Around the world, many cities are struggling with the negative effects of urban freight transport, such as congestion and emissions. To mitigate these negative effects, both innovative solutions, such as urban consolidation centers, and regulations, such as city toll schemes and delivery time windows, can be adopted. In this paper, we investigate the impact of city toll regulations on the vehicle routing and transshipment decisions of logistics service providers. We present a mixed-integer linear programming formulation and an adaptive large neighborhood search heuristic that address the interdependent decisions of vehicle routing and the use of urban consolidation centers, taking into account city toll schemes and time window constraints. In this context, we consider heterogeneous fleets, multiple trips per vehicle, and use a multigraph to address the trade-off between fastest and cheapest paths. We validate the adaptive large neighborhood search by comparing it with the mixed-integer linear programming model on test instances with up to 20 customers. To analyze how city toll schemes affect the cost attractiveness of urban consolidation centers and the fleet composition of logistics service providers, we conduct an extensive computational study featuring real-world instances that provide managerial insights for both local administrations and logistics service providers.
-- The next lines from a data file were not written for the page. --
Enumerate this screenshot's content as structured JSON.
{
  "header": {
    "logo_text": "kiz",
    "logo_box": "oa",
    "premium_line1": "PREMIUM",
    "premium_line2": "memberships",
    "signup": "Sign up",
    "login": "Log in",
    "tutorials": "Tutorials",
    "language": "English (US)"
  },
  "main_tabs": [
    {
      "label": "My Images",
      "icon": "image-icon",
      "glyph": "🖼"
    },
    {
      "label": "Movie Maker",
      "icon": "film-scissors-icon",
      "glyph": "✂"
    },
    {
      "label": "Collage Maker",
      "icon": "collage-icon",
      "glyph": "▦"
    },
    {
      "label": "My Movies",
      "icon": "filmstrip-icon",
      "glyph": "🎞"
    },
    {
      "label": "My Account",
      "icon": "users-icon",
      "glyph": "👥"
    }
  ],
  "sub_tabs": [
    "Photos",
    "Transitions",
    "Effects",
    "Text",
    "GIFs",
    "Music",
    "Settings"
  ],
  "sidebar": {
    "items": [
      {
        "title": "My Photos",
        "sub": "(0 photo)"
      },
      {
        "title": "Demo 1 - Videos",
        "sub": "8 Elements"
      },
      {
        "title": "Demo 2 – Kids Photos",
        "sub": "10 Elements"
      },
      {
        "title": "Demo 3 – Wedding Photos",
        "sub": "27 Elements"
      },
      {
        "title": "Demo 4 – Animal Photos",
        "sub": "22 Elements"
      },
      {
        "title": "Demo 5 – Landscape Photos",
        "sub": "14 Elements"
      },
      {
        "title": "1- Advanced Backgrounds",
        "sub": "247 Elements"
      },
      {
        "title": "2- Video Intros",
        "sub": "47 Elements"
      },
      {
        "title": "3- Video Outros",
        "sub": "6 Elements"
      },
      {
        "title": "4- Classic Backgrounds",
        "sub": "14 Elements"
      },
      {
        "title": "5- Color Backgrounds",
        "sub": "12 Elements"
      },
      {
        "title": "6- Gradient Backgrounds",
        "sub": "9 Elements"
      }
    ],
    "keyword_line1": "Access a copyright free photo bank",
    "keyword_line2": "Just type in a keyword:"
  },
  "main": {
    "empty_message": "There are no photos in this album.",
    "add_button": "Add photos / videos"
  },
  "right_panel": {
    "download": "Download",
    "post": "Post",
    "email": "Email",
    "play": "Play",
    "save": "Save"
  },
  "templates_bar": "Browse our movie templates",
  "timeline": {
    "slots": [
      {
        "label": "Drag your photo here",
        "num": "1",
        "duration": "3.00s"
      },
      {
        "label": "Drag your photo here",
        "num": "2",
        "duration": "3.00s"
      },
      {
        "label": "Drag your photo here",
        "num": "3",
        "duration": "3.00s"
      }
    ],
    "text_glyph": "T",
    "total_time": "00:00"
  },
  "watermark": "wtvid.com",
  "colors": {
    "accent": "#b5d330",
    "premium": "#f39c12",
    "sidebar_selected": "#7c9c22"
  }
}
Our results show that both per-day and per-entrance tolls can be used by local administrations to support the use of urban consolidation centers and that the number of truck entries into urban areas can be reduced. However, our results also indicate that due to the transshipment fee per unit load, the cost attractiveness of using urban consolidation centers is considerably lower for logistics service providers with larger delivery quantities per stop.